Technical packages for livestock development need to consider any extra demands they make on women's time and labour.
Most rural women carry a heavy workload. Where women are involved in livestock production, marketing and product processing, such duties can take up many hours a day - especially when, as in most agropastoral and transhumant systems, women have complete responsibility for animals kept near the homestead. A 1994 IFAD study points out that managing these animals can in some ways be more difficult than taking care of camels and cattle, since women often have to spend hours collecting and storing fodder, bringing water for the animals and cleaning pens. Furthermore, most 'improvements' designed to intensify the livestock production system, such as zero-grazing (not allowing herds to go out into pasture, but instead bringing fodder to them in a cut-and-carry feeding system), fodder production and improved breeds, have increased women's livestock-related workloads. Rarely are these workload implications taken into account in assessing the appropriateness of new technology.
Among the Wodaabe Fulani of Niger, women spend some 2 900 hours a year in livestock production activities. A study in Pakistan found that women spend an average of 6.5 hours per day caring for animals and processing produce. On the minifundia (small peasant landholdings) in Peru, another study found that women spend 38 hours per week caring for cattle. This is, of course, in addition to their other crop-related and household responsibilities.
Outmigration of men (especially in Latin America and Asia) or displacement of the pastoral household (particularly in Africa) often increases women's work both in crop and livestock production. In agropastoral systems, if women can hire herders when men are away or pool their animals with another herd, their workloads will not increase substantially. But, as the study points out, there are few instances of this. Often the remittances received from absent men are not enough to permit the hiring of labour, and women end up taking on tasks that were previously men's in addition to their regular responsibilities.
The IFAD study also points out that increases in women's
workloads also frequently occur as a result of technical innovations in
livestock development, especially when these measures intensify livestock
production at the household level.
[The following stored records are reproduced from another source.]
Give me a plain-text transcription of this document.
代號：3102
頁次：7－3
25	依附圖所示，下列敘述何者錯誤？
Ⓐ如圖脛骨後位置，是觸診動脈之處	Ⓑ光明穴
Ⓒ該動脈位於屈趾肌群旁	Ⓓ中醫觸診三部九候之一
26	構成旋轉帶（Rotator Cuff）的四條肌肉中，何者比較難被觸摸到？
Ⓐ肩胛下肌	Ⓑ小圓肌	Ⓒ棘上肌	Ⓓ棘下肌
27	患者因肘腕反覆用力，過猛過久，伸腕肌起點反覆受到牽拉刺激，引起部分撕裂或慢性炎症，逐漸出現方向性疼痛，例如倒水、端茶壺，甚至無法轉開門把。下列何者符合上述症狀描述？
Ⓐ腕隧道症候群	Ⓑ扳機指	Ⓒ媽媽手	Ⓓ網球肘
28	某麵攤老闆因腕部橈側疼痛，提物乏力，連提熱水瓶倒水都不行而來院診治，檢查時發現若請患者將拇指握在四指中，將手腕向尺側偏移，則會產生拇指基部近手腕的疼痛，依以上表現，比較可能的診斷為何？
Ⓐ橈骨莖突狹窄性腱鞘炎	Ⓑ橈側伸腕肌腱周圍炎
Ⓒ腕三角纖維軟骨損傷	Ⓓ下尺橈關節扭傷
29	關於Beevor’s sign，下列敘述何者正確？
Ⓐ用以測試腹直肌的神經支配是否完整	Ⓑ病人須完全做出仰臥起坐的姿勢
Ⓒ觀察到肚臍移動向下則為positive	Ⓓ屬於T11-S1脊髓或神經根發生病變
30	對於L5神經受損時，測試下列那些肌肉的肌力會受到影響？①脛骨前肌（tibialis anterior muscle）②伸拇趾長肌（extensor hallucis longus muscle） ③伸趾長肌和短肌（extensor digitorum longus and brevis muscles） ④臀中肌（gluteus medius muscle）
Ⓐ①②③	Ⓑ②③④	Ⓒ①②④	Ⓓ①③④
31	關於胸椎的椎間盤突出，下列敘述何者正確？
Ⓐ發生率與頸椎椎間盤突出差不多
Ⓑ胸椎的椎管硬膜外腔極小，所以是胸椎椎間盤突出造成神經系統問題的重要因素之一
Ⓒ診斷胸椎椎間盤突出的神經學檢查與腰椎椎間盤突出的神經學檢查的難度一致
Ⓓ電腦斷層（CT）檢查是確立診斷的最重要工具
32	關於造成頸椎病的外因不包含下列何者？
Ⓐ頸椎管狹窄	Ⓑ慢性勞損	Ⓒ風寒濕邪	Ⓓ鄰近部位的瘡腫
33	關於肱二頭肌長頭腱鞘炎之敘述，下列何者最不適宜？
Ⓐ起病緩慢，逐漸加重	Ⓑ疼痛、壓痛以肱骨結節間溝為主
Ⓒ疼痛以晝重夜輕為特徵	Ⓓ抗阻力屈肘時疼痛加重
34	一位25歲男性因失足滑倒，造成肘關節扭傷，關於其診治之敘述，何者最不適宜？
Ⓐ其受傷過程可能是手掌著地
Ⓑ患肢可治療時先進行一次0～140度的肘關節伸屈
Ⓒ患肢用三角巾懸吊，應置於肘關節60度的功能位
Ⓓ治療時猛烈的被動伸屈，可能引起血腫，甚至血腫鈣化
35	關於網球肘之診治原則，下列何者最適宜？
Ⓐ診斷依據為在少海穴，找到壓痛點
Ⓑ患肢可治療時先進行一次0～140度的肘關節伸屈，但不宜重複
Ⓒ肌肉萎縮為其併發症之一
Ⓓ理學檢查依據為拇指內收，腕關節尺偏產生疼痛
It is fairly common for men to
decide on intensification, while it is the women who end up doing the
extra work -- usually without access to extension services or other sources
of needed information.
In the highlands of Kenya, it was found that improved cattle breeds and
a strategy of zero-grazing increased women's workloads because women had
to spend more time collecting animal feed.
Milk collection centres, run either cooperatively by women or on a private basis, have been tried in a number of countries as a means of enhancing milk production. However, as the IFAD study points out, these can add to women's work and increase competition for land if women have to produce fodder for their animals. Women often also end up wasting a great deal of time if the transport networks to collection centres are inefficient, resulting in their having to wait many hours for the milk collection truck.
Another technological innovation that sounds good in theory is controlled mating of small stock during the rainy season when forage is plentiful. A problem arises, however, because women often are too busy to control mating, particularly since this time of the year usually coincides with peak demand for their labour in crop production. Therefore, while the approach makes technical sense, it can prove unrealizable.
As their workloads increase, women may even be forced to take short cuts in traditional animal and range management strategies. They will tend to cut back on those requiring additional time and effort, such as taking animals to distant pastures or splitting herds.
Workload issues and the ability to combine livestock management with their other responsibilities are also important considerations in women's choice of livestock enterprises. For these reasons, women find poultry a more attractive choice than rabbits, which take more time to care for. Women may chose to take out loans for types of livestock that take less time, even though they know these livestock will be less profitable than other more time-consuming alternatives. Where fuel is scarce and the livestock is used primarily for family food, women may also consider cooking time: eggs, chicken and rabbit meat cook fairly fast.
Because of their heavy workloads, women are particularly interested in time-saving opportunities and technologies. Hand churns and cheese-making equipment can potentially save hours spent on animal product processing. During the 1950s, hand churns were successfully and extensively introduced to Maasai women; they have also proven popular elsewhere. Cooperating among themselves and relegating some of the lighter jobs to the elderly or children are other coping strategies adopted by women. .
It is important for development initiatives to consider how technological innovations will affect women's workloads. This is not just a question of avoiding negative impact on women. If the women responsible for the work involved do not have enough time available, they may not adopt the innovation.
Adapted from
M. Niamir-Fuller, Women Livestock Managers in the Third World: Focus on Technical Issues Related to Gender Roles in Livestock Production, Staff Working Paper 18, Rome: IFAD, December 1994.